Development of Stable and Intensified Mixing Processes for the Precise and Scalable Production of Uniform Drug Delivery Nanocarriers

Abstract Nanocarriers show great promise in drug delivery but face challenges in stability, uniformity, and morphology control. This work introduces an enhanced mixing process to overcome these obstacles, specifically aiming to produce consistently sized poly(lactic‐co‐glycolic) acid (PLGA) nanoparticles loaded with anti‐tumor drugs. By innovatively integrating a pulsation dampener into the microfluidic channels of a continuous flow preparation system, the flow stability of piston pumps is improved nearly tenfold. Consequently, large‐scale production of uniformly sized nanoparticles with customizable dimensions is achieved through nanoprecipitation. Furthermore, incorporating terminal double‐bond‐functionalized poly(lactic‐co‐glycolic acid)‐b‐poly(ethylene glycol)‐maleimide (PLGA‐PEG‐Mal) enables these nanoparticles to act as nano‐crosslinkers.

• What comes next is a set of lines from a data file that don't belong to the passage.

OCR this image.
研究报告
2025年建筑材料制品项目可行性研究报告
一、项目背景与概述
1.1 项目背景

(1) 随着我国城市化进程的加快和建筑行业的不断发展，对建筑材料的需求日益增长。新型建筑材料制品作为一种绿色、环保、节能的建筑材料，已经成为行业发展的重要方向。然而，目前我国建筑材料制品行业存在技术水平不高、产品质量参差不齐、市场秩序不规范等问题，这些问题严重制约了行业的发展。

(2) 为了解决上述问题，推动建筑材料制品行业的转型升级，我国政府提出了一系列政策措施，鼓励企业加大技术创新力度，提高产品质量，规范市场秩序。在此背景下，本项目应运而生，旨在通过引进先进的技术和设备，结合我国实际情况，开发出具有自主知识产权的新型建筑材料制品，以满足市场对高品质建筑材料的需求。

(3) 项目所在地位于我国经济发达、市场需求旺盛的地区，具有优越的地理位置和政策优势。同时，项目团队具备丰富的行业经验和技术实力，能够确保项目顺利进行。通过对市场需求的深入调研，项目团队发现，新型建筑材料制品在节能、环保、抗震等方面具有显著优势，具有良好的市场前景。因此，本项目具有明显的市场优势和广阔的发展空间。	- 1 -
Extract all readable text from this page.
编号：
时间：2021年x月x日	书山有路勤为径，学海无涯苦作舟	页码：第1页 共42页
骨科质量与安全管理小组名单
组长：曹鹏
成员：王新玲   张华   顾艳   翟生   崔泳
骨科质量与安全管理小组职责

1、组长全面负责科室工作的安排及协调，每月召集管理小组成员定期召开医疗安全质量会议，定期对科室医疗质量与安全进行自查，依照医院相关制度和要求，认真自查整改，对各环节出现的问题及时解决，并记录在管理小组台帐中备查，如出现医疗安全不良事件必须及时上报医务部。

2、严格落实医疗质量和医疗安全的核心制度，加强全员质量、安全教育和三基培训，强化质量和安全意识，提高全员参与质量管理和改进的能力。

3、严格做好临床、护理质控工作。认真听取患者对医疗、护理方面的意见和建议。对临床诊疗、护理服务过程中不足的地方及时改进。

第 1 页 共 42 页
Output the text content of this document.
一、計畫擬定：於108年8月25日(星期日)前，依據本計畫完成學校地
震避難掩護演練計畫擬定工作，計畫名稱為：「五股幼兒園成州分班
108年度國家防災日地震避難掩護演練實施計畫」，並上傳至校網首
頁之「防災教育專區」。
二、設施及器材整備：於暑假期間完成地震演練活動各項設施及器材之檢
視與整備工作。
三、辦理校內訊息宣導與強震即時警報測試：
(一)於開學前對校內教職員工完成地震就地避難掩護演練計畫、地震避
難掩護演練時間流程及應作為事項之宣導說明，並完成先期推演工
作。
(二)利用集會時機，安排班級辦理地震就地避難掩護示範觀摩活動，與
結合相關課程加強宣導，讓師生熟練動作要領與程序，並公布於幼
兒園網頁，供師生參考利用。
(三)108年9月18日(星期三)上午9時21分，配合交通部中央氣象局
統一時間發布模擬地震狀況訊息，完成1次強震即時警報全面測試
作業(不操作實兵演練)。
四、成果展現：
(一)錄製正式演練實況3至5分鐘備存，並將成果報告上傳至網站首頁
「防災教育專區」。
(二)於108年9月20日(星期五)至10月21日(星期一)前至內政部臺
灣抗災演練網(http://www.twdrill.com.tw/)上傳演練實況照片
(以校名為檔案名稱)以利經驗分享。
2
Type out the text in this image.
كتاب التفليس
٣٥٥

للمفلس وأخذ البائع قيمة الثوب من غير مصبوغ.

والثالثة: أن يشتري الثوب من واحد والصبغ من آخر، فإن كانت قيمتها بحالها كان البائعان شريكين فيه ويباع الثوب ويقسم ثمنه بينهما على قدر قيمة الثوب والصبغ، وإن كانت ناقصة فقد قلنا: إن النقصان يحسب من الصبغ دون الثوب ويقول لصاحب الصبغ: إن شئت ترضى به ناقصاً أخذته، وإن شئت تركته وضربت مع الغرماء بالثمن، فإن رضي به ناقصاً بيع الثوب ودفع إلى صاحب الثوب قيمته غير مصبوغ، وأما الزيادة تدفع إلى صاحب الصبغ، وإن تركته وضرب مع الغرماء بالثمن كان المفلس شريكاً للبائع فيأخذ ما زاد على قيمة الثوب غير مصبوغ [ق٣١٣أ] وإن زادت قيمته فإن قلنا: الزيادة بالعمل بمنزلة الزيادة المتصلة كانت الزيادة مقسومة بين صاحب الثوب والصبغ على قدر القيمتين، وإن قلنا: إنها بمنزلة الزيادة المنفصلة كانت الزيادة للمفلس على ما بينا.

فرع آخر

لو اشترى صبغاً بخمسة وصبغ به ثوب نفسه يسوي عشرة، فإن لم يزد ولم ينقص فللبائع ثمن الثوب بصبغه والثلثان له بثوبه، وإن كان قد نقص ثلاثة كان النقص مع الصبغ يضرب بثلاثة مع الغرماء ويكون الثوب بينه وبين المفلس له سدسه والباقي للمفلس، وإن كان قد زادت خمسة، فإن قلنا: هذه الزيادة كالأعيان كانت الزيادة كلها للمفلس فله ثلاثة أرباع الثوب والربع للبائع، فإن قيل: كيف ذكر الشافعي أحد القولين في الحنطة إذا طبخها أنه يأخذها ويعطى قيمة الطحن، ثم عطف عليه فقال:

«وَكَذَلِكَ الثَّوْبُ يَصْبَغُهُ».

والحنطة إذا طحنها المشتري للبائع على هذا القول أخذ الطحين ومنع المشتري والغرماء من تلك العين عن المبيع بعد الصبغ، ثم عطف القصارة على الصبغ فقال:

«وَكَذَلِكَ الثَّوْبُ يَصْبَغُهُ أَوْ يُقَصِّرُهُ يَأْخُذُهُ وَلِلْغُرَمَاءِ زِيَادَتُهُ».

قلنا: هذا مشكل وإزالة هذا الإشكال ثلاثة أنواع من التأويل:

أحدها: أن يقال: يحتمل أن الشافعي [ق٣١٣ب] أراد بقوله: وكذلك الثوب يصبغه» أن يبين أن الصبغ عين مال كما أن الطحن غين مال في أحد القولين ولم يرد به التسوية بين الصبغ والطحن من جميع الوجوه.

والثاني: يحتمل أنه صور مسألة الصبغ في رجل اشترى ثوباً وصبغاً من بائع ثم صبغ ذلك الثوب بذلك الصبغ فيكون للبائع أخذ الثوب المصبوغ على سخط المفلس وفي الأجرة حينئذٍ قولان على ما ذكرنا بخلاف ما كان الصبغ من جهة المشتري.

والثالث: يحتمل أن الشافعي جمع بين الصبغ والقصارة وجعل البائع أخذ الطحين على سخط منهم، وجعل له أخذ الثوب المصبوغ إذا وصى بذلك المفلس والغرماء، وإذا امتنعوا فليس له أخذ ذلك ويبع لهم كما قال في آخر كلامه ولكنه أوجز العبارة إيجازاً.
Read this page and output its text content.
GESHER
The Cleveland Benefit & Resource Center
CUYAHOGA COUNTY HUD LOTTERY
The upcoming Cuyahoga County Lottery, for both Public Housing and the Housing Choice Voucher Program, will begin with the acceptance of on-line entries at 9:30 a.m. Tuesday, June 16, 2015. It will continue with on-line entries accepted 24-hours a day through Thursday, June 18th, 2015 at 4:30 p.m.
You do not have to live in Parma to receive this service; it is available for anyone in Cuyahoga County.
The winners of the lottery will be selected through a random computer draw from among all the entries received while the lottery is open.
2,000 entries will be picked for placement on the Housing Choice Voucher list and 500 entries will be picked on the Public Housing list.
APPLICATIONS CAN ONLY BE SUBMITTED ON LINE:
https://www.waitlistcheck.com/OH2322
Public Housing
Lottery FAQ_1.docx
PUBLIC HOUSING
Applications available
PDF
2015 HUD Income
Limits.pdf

This facilitates in situ crosslinking with thiolated hyaluronic acid via a spontaneous thiol‐ene coupling reaction under physiological conditions, allowing for minimally invasive drug administration and significantly enhancing localized drug retention. The material's degradability in the presence of endogenous enzymes ensures controlled drug release, as demonstrated with the anti‐tumor drug doxorubicin (DOX). Validation in a murine breast cancer model shows reduced toxicity and a substantial reduction in tumor weight compared to the free DOX group. These findings confirm the approach's effectiveness for breast cancer treatment and pave the way for innovative solutions in nanomedicine, providing a practical microfluidic mixing system for the design and large‐scale production of nanomedicines.